In just a few days, we will celebrate the holiday of Pesach. There are a few names for this holiday, the most prevalent being Chag HaPesach. Despite Chag HaPesach’s popularity, in Tefillah and Birkat HaMazon we recite, “Et Yom Chag HaMatzot HaZeh, Zeman Cheiruteinu” “(Today is) the holiday of Matzot; the time of our freedom.” The text includes only the two other names of Pesach, those of Chag HaMatzot and Zeman Cheiruteinu. Why do we fail to mention the name Chag HaPesach in our davening?
The answer is quite simple. Since the Torah refers only to Pesach as Chag HaMatzot and Zeman Cheiruteinu, those are the names we mention in our davening. In addition, Chag HaPesach refers only to the first night of Pesach, when Bnei Yisrael would offer the Korban Pesach in the Beit HaMikdash. When the Seder is finished, Chag HaPesach is technically over, but Chag HaMazot is still in existence, because it lasts the entirety of the holiday. Therefore, we say Chag HaMatzot in our davening throughout Pesach. This answer creates another problem. Why do we call all of Pesach Chag HaPesach if this refers only to the first night?

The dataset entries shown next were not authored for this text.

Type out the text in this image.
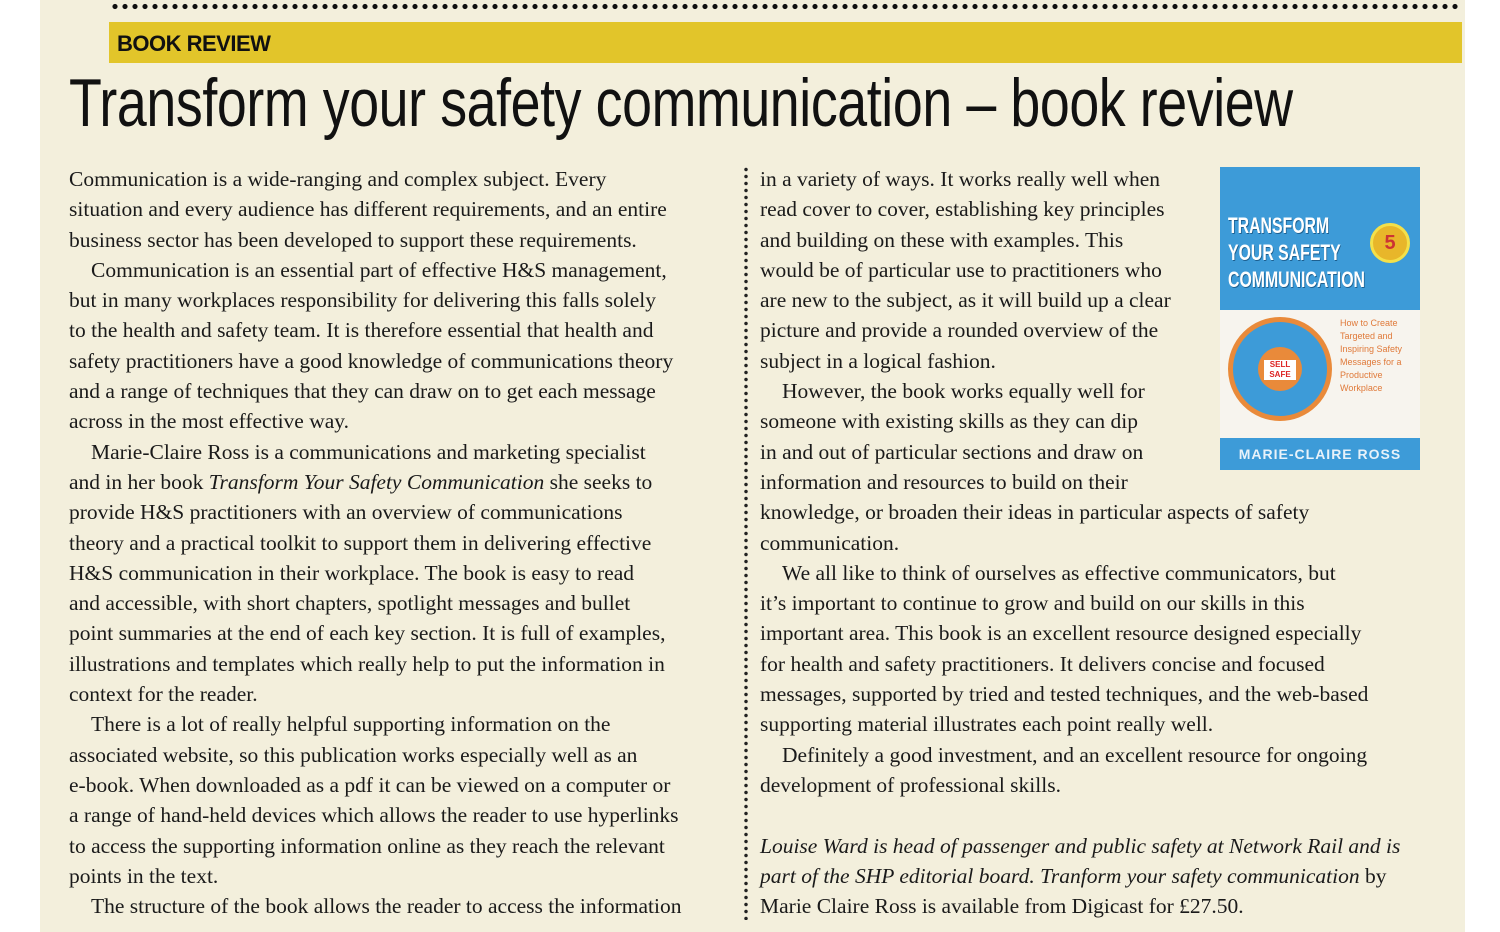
BOOK REVIEW
Transform your safety communication – book review
Communication is a wide-ranging and complex subject. Every
situation and every audience has different requirements, and an entire
business sector has been developed to support these requirements.
Communication is an essential part of effective H&S management,
but in many workplaces responsibility for delivering this falls solely
to the health and safety team. It is therefore essential that health and
safety practitioners have a good knowledge of communications theory
and a range of techniques that they can draw on to get each message
across in the most effective way.
Marie-Claire Ross is a communications and marketing specialist
and in her book Transform Your Safety Communication she seeks to
provide H&S practitioners with an overview of communications
theory and a practical toolkit to support them in delivering effective
H&S communication in their workplace. The book is easy to read
and accessible, with short chapters, spotlight messages and bullet
point summaries at the end of each key section. It is full of examples,
illustrations and templates which really help to put the information in
context for the reader.
There is a lot of really helpful supporting information on the
associated website, so this publication works especially well as an
e-book. When downloaded as a pdf it can be viewed on a computer or
a range of hand-held devices which allows the reader to use hyperlinks
to access the supporting information online as they reach the relevant
points in the text.
The structure of the book allows the reader to access the information
in a variety of ways. It works really well when
read cover to cover, establishing key principles
and building on these with examples. This
would be of particular use to practitioners who
are new to the subject, as it will build up a clear
picture and provide a rounded overview of the
subject in a logical fashion.
However, the book works equally well for
someone with existing skills as they can dip
in and out of particular sections and draw on
information and resources to build on their
knowledge, or broaden their ideas in particular aspects of safety
communication.
We all like to think of ourselves as effective communicators, but
it’s important to continue to grow and build on our skills in this
important area. This book is an excellent resource designed especially
for health and safety practitioners. It delivers concise and focused
messages, supported by tried and tested techniques, and the web-based
supporting material illustrates each point really well.
Definitely a good investment, and an excellent resource for ongoing
development of professional skills.
Louise Ward is head of passenger and public safety at Network Rail and is
part of the SHP editorial board. Tranform your safety communication by
Marie Claire Ross is available from Digicast for £27.50.
TRANSFORM
YOUR SAFETY
COMMUNICATION
5
SELL SAFE
How to Create Targeted and Inspiring Safety Messages for a Productive Workplace
MARIE-CLAIRE ROSS
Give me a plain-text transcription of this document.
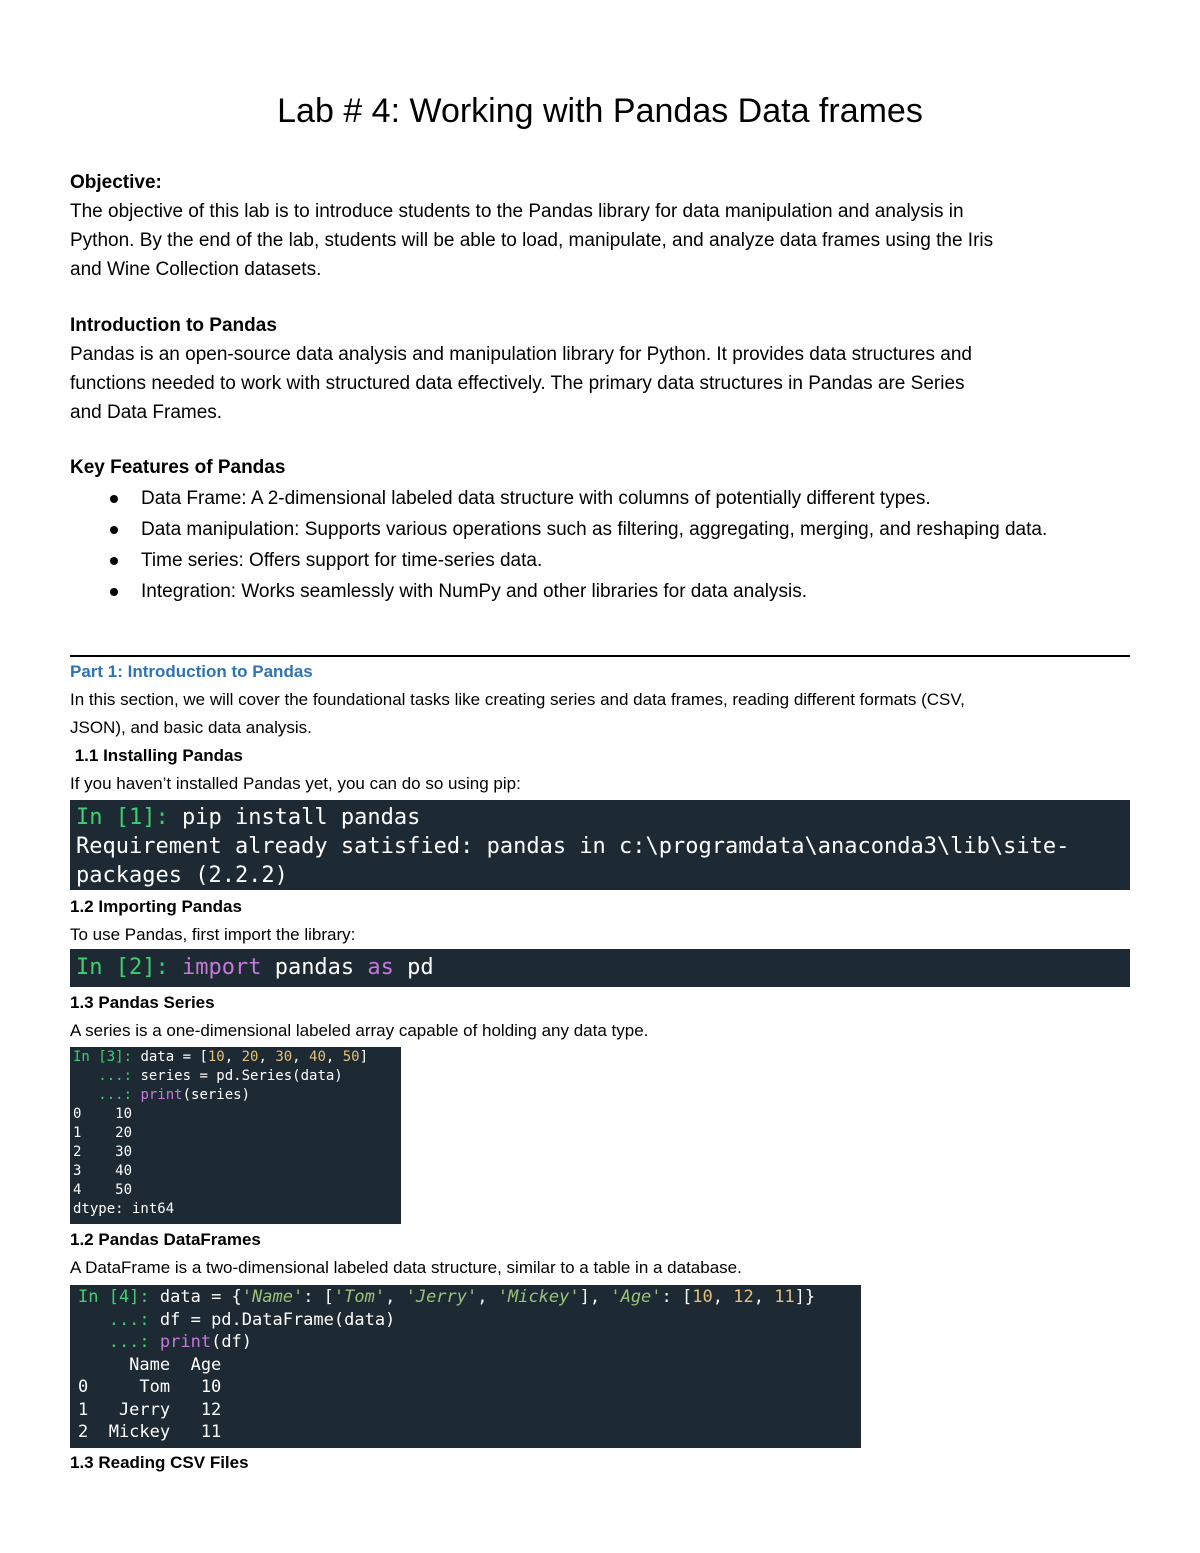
Lab # 4: Working with Pandas Data frames

Objective:

The objective of this lab is to introduce students to the Pandas library for data manipulation and analysis in

Python. By the end of the lab, students will be able to load, manipulate, and analyze data frames using the Iris

and Wine Collection datasets.

Introduction to Pandas

Pandas is an open-source data analysis and manipulation library for Python. It provides data structures and

functions needed to work with structured data effectively. The primary data structures in Pandas are Series

and Data Frames.

Key Features of Pandas

Data Frame: A 2-dimensional labeled data structure with columns of potentially different types.
Data manipulation: Supports various operations such as filtering, aggregating, merging, and reshaping data.
Time series: Offers support for time-series data.
Integration: Works seamlessly with NumPy and other libraries for data analysis.
Part 1: Introduction to Pandas
In this section, we will cover the foundational tasks like creating series and data frames, reading different formats (CSV,
JSON), and basic data analysis.
1.1 Installing Pandas
If you haven’t installed Pandas yet, you can do so using pip:
In [1]: pip install pandas
Requirement already satisfied: pandas in c:\programdata\anaconda3\lib\site-
packages (2.2.2)
1.2 Importing Pandas
To use Pandas, first import the library:
In [2]: import pandas as pd
1.3 Pandas Series
A series is a one-dimensional labeled array capable of holding any data type.
In [3]: data = [10, 20, 30, 40, 50]
...: series = pd.Series(data)
...: print(series)
0    10
1    20
2    30
3    40
4    50
dtype: int64
1.2 Pandas DataFrames
A DataFrame is a two-dimensional labeled data structure, similar to a table in a database.
In [4]: data = {'Name': ['Tom', 'Jerry', 'Mickey'], 'Age': [10, 12, 11]}
...: df = pd.DataFrame(data)
...: print(df)
Name  Age
0     Tom   10
1   Jerry   12
2  Mickey   11
1.3 Reading CSV Files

The Netivot HaMussar derives a profound lesson from the name Chag HaPesach. During Makat Bechorot, Hashem decided to kill the Egyptian firstborns and pass over the houses of the Jews. This is the origin of “Chag HaPesach,” “the holiday of passing-over.” Did Bnei Yisrael merit being saved by Hashem? Some of the Jews even worshiped Avodah Zara! In fact, Bnei Yisrael didn’t merit to be saved, and Hashem did not have to pass over the Jews. This unnecessary passing-over shows the great love that Hashem has for Bnei Yisrael. Therefore, Chag HaPesach isn’t just another name for the holiday of Pesach; it is a symbol of the everlasting love Hashem has for Bnei Yisrael. For further discussion of the distinction between Chag HaPesah and Chag HaMatzot, see Rav Menachem Leibtag’s discussion at www.tanach.org.